U.S. Department of Health and Human Services, Administration for Children and Families, Office of Planning, Research, and Evaluation
- Most teachers and home visitors have postsecondary degrees. A large majority of staff without a postsecondary degree either have, or are working toward, a Child Development Associate (CDA) credential.
- Teachers with less education and home visitors with less experience are the most likely to meet with their coach frequently (at least once a week). For most other professional development activities, however, staff with different levels of experience or education receive the same level of support.
- In general, teachers and home visitors perceive their centers and programs to have positive organizational climates and they are satisfied with their jobs.
- Centers and programs are more likely to face challenges in hiring qualified staff than to face challenges in retaining them.
- Staff receiving more intensive professional development and working in centers and programs with strong leadership support and positive organizational climates are more likely to be satisfied with their jobs.
Previous research shows teachers and home visitors are central to the quality of Early Head Start services.
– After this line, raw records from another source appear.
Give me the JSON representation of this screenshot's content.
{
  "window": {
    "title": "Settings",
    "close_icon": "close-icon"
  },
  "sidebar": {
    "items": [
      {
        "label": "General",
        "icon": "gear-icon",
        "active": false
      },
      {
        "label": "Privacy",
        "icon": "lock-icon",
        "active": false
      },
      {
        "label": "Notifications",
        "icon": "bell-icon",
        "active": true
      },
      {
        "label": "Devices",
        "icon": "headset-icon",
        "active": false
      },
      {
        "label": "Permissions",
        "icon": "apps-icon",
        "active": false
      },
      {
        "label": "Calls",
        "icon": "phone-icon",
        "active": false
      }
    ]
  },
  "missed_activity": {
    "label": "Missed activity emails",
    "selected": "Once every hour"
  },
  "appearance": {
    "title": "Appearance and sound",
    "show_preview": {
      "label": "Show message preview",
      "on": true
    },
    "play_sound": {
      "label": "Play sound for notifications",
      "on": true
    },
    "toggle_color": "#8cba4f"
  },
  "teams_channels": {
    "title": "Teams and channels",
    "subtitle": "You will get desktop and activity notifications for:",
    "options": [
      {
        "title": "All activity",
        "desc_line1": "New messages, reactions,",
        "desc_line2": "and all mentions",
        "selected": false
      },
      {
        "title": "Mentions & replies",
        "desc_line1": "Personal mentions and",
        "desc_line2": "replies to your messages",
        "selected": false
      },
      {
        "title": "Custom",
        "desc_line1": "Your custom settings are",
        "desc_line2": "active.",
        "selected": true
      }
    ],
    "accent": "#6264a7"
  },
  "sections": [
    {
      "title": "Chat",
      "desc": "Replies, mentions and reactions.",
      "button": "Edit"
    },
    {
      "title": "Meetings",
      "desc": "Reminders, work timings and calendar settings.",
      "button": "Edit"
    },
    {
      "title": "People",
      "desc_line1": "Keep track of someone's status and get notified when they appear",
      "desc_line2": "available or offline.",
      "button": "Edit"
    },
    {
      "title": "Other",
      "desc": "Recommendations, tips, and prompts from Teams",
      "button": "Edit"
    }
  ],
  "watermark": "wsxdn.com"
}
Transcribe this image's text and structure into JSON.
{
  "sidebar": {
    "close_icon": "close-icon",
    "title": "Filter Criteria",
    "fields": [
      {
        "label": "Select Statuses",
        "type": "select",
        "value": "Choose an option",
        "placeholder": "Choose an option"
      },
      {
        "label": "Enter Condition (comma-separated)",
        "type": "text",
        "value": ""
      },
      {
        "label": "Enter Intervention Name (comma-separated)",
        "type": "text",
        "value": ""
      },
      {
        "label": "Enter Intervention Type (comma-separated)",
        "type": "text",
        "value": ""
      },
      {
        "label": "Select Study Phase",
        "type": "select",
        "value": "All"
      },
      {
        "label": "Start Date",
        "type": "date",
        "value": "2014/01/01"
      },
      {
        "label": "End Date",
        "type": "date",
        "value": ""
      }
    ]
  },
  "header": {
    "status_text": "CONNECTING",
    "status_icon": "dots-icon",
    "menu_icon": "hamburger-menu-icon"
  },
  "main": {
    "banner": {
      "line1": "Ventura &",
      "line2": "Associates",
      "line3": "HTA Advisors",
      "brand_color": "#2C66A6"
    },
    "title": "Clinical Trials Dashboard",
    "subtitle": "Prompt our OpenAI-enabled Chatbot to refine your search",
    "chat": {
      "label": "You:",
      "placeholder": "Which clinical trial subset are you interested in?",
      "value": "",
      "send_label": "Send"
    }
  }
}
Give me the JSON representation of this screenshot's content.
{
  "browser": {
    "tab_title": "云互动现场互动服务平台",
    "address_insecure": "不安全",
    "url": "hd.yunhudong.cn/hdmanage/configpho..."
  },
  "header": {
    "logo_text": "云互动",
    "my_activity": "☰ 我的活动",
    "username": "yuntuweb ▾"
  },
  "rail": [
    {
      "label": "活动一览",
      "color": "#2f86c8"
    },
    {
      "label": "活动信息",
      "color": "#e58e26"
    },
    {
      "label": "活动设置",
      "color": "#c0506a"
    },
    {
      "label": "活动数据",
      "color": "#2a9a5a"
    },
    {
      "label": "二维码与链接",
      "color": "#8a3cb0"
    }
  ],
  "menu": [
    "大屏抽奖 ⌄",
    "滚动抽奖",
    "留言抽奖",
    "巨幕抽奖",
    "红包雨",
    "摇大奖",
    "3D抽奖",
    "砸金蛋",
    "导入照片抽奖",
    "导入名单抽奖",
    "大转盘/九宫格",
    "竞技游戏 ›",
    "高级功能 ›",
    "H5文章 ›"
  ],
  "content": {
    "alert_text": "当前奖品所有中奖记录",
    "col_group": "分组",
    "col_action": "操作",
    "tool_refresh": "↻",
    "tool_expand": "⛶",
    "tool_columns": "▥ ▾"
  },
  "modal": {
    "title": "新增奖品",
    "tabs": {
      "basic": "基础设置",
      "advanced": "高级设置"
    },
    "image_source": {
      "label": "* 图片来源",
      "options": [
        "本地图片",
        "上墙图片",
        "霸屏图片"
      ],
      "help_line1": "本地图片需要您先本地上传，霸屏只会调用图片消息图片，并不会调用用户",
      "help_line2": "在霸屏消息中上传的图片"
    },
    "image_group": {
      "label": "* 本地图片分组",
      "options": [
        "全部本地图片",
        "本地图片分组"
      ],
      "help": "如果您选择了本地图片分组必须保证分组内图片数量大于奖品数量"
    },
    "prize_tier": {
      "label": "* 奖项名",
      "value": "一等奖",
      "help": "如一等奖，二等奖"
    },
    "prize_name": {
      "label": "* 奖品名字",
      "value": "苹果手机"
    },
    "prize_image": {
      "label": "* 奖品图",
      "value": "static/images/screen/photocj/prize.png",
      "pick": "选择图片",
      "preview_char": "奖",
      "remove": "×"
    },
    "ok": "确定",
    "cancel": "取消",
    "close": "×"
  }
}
In this brief, we use data collected in spring 2018 from a nationally representative sample to describe Early Head Start teachers’ and home visitors’ characteristics, the program activities (or processes) they are part of, and how well their programs operate (or function). We also examine how staff-specific program processes and program functioning are associated with job satisfaction for teachers and home visitors. Findings help identify the composition and needs of the Early Head Start teaching and home visiting workforces and could inform policies and initiatives intended to build and maintain a high quality Early Head Start workforce.